而贺启暄的藩王府,正在郓州府的中心处。名为云都的一个城镇。
在驿馆歇息了一晚上,贺启暄就稍事调整了一番,小贵子等几个奴才,带着任嬷嬷等人,坐着原有的几辆马车先往藩王府去了,贺启暄如平日一般骑马,而慕嫣然则和几个丫鬟一起,坐在了一辆租来的马车里。
马车很宽敞。六个人坐在里面。到也不显得狭窄,反而多了一份热闹。
进了城,马车便行的慢了,此时,那薄如蝉翼的车帘,终于有了它的妙处。
两边街道上的店铺人群。均清晰的映在了众人眼中,而车外的人,却看不清车内众人的面孔。倒也省了几分麻烦。
早前从山水杂谈,以及别人的听闻中便知,郓州是个风俗民情较都城开放的地方。此刻看来,大街上人流如注,而那些带着纱帽的女子,想来便是富贵人家府里的小姐们,成群结队的来逛集市的。
慕嫣然抬眼去瞧。便见紫月几人脸上隐有喜意,弯起嘴角,慕嫣然坐回来说道:“等整理妥当,日后一切安稳了,轮休的日子,你们愿意在府里,就在府里,愿意出府,便可去集市上走走,我也不拦着你们。只一条,一切小心谨慎,莫要招惹来祸端。”
见几人头如捣蒜的应着,慕嫣然仿佛觉得,连鼻尖的空气,都透着几分自由自在。
宽敞干净的马路,热情响亮的吆喝声,来往驻足的人群,一眼望去,倒是和都城里没什么两样,让人有一丝莫名的熟悉感。
这儿,便是往后要一家和美终至老死的地方吗?
目光柔和的四处盘旋着,慕嫣然的心里,默默的问着自己。
贺启暄和慕嫣然此时所在的地方,毗邻云都,是一个叫做花县的地方,走了好几个时辰,才走到偏僻的街角处,几人下了马车,抬眼处,正是一家客栈。
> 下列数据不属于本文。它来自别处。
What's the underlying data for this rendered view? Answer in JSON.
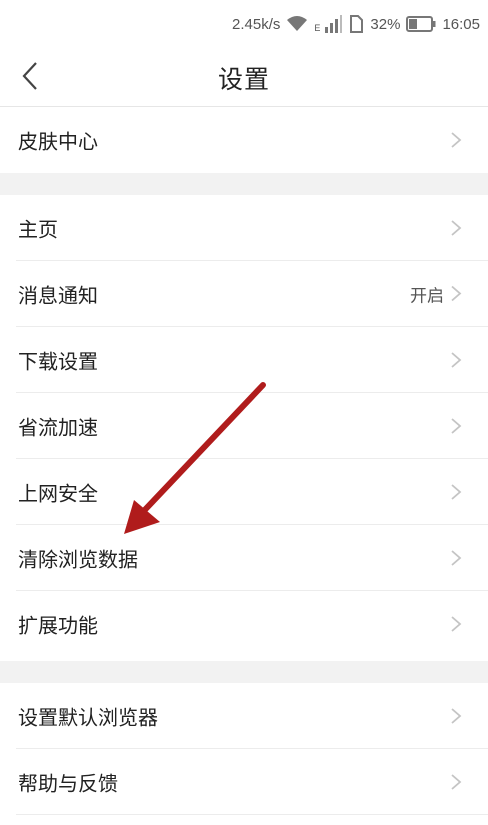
{
  "status_bar": {
    "speed": "2.45k/s",
    "battery_percent": "32%",
    "time": "16:05",
    "network_label": "E",
    "icons": [
      "wifi-icon",
      "signal-icon",
      "sim-icon",
      "battery-icon"
    ]
  },
  "header": {
    "title": "设置",
    "back_icon": "chevron-left-icon"
  },
  "sections": [
    {
      "items": [
        {
          "label": "皮肤中心",
          "value": ""
        }
      ]
    },
    {
      "items": [
        {
          "label": "主页",
          "value": ""
        },
        {
          "label": "消息通知",
          "value": "开启"
        },
        {
          "label": "下载设置",
          "value": ""
        },
        {
          "label": "省流加速",
          "value": ""
        },
        {
          "label": "上网安全",
          "value": ""
        },
        {
          "label": "清除浏览数据",
          "value": ""
        },
        {
          "label": "扩展功能",
          "value": ""
        }
      ]
    },
    {
      "items": [
        {
          "label": "设置默认浏览器",
          "value": ""
        },
        {
          "label": "帮助与反馈",
          "value": ""
        }
      ]
    }
  ],
  "colors": {
    "background": "#ffffff",
    "section_gap": "#f2f2f2",
    "divider": "#ececec",
    "text": "#222222",
    "secondary_text": "#555555",
    "chevron": "#c4c4c4",
    "annotation_arrow": "#b01c1c"
  }
}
贺启暄已付了银子,租好了几个天字号的雅间,此时正是傍晚前人最多的时候,而慕嫣然几人,举手投足间透出的优雅贵气,不自然的便吸引了诸人的目光,一时间,慕嫣然愈发庆幸,方才经过一家绣庄时,贺启暄心细如发的进去买了一顶纱帽。
进了雅间,喂着珠儿喝了一口水,门外,传来了小心的叩门声。
贺启暄打开门,门外,却站着客栈的老板,行了礼恭敬的说道:“这位爷,方才您带着家眷上楼,夫人身后的其中一位姑娘,天人之姿,客栈里有位少爷相中了,愿意以妻位迎娶,若您们有意,还请告知府上何处,那位少爷愿上门求亲。”
那客栈老板一脸的憨厚相,说话时也恭谨有余,不像是调侃抑或是玩笑,可这一席话,慕嫣然险些落下汗来。